Alternatives to Traditional Hospital Birth
If the idea of a traditional hospital birth does not appeal to you, a variety of options are available that offer you a choice about how to manage your pain and get through labor. It's important to note that these methods and styles of birth are not ruled out in a hospital. Many hospitals support these types of methods. You might also consider a birth center, where alternative methods of pain management are encouraged.
Hypnobirthing is a relaxation technique that uses hypnosis to help a woman control pain during labor. The idea behind the concept is that tension increases pain. If a woman can remain relaxed through the use of hypnosis, she will feel less pain, and her labor will progress more smoothly.
Hypnobirthing also incorporates other commonly used techniques, such as visualization and breathing, to create relaxation. You can work with a hypnotherapist during your pregnancy only, or you can also have the hypnotherapist accompany you to a birth center or hospital for your birth.
How successful is a home birth likely to be?
Studies show that women who have previously had children are the most likely to have a successful home birth. One U.K. study showed that only 10 percent of women who gave birth previously were transferred to a hospital, compared to 40 percent of first-time mothers.
In water birth, a woman labors and delivers in a tub of warm water. The warmth of the water is soothing and is meant to ease pain. The baby is delivered under water, which is thought to be less stressful. Other advantages that are cited include reduced stress and anxiety during labor, pain relief, more rapid labor, and increased elasticity of vaginal and vulvar tissues, which makes labor easier and reduces tearing. You can purchase portable water-birth pools for use at a home birth or hospital birth.
One of the key concerns with water birth used to be the inability to monitor the labor, but there are now waterproof monitoring devices available that allow continuous or intermittent monitoring during birth. Babies who experience stress during labor due to umbilical cord compression or hypoxia (low oxygen) may gasp before the umbilical cord is cut and may suffer from water aspiration and even drowning. The warm water may keep the uterus from contracting effectively, predisposing the woman to postpartum hemorrhage. There is also a theoretical risk of maternal water embolism and breaking of the umbilical cord at birth.
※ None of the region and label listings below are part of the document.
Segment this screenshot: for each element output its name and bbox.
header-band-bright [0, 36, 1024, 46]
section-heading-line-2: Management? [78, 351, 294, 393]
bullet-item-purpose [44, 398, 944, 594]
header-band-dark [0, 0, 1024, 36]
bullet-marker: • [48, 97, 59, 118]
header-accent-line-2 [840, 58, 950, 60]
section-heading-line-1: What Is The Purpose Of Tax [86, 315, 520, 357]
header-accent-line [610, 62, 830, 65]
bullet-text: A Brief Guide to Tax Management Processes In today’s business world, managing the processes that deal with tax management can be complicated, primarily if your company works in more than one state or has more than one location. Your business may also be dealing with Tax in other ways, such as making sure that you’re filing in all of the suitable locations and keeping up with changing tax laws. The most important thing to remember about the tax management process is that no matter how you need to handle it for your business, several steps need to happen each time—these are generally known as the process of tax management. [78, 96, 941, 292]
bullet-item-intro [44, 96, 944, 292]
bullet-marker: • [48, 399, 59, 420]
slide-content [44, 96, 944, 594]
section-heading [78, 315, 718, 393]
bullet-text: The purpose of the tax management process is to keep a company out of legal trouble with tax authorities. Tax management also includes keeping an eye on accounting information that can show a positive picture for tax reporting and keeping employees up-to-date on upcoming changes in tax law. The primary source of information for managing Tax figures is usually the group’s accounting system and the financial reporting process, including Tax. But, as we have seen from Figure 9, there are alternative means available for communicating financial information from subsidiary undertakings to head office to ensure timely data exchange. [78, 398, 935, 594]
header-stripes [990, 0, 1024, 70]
There is considerable disagreement in the United States about the safety and advisability of water births. The American College of Obstetrics and Gynecology has not endorsed water birth because there is a lack of data proving its safety. Most hospitals in the United States do not permit water births, so most are performed by midwives or in birthing centers.
For more information about water birth, contact Water Birth International.
Obviously, the final word is not in on water deliveries. It is important that you inform yourself and get several opinions as well as information about outcome rates (success rates) in the center that offers the procedure.
A birth ball is a large air-filled ball similar to a large exercise ball. A woman sits on the ball during labor, and the position is believed to help open the pelvis and decrease discomfort. Some hospitals have birthing balls. Most birth centers do. You can purchase a birth ball for use at a home birth or at a facility.
Although the most common position for giving birth is lying on your back with your legs elevated, there are a variety of other positions that might feel comfortable for you or be effective. Laboring on your hands and knees can be helpful for back labor. Standing, walking, swaying, and leaning are other positions that can be helpful. Squatting can also work for some women. If you are giving birth in a hospital, you need to speak up about your preferences for delivery.